At precisely 10:07 AM on a Thursday morning Agent A.J. O'Rourke stepped out of the elevator and into the halls of the FBI unit. Eight brisk steps brought him to the double glass doors and from then on three more brought him to the top of the stairs leading into the bull pen. He stood there at the top of the stairs, his head swinging from side-to-side as he attempted to make sense of it all. After a moment's hesitation he set aside the large cardboard boxes that he had been holding and fetched himself a cup of coffee from the snack shelf. He swallowed the lukewarm coffee in one long gulp, burped, sighed, picked up his boxes and made his way down into the chaos of the bull pen. By the time he had stopped beside Reid's desk to ask a passing agent for directions to Hotch's office it was 10:15. And yet it was Reid who had been the one to point him towards the foreboding stairs.

"Thanks, brother." the man had said. His bottom lip slipped from between his teeth when he spoke, exposing a plump and honest smile that made Reid feel as if he alone had rescued the man from an impeding tragedy. The time was 10:16.

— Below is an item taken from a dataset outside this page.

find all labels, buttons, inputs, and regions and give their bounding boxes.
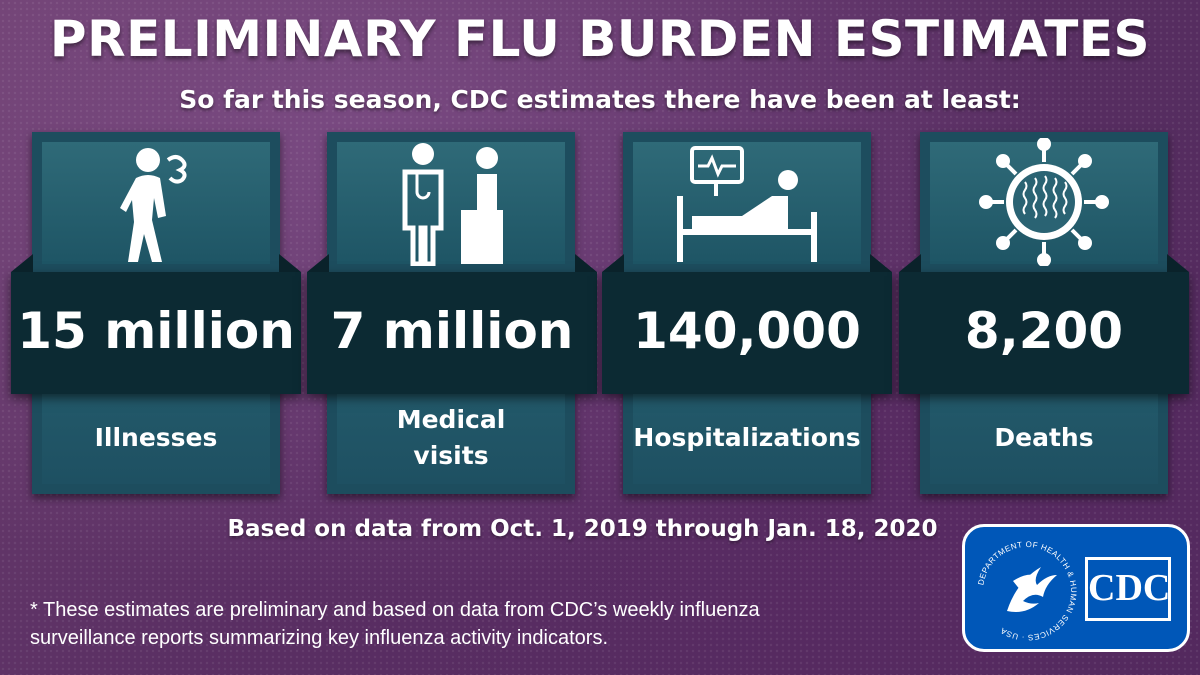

Years later Reid would still wonder if he could have done something to alter the chain of events that swept through their lives and, like a storm, left the team reeling. After all, the man was nothing if not a storm. But for all of their predictability-in-chaos storms could not be stopped. Reid remembered every minute of O'Rourke's dramatic entrance into their lives because every minute held the slow, deliberate reverence of the man's character. Something as simple as the stirring of tea or laughter was carried out with such consideration and possession that time and time again Reid could only watch the man in awe.

And thus there had been time to do something in those first few fatal moments. He could have launched one of his 'magic' rockets the man's way when he was getting his coffee. Or, more practical still, he could have kept his mouth shut when O'Rourke asked the agent for directions to Hotch's office. Maybe by some miracle she wouldn't have known the answer, maybe O'Rourke would have gone off in search of Hotch down the wrong hall, maybe Hotch would have called them to the table then and, within thirty minutes, they would have been off, leaving O'Rourke to wander the building..

No, Reid didn't believe that. There were too many maybes to that philosophy. The fact of the matter was an equation had drawn itself into existence when O'Rourke had been born. With the addition of the man, the multiplication of evil, and the subtraction of sympathy there was only one possible outcome. The differences brought on by ifs and maybes would not have changed their fate.

Still, from time to time Reid couldn't help but wonder if he should have tried harder to protect his team, especially Morgan. Anything, he realized, negligible or not, would have been better than the final outcome.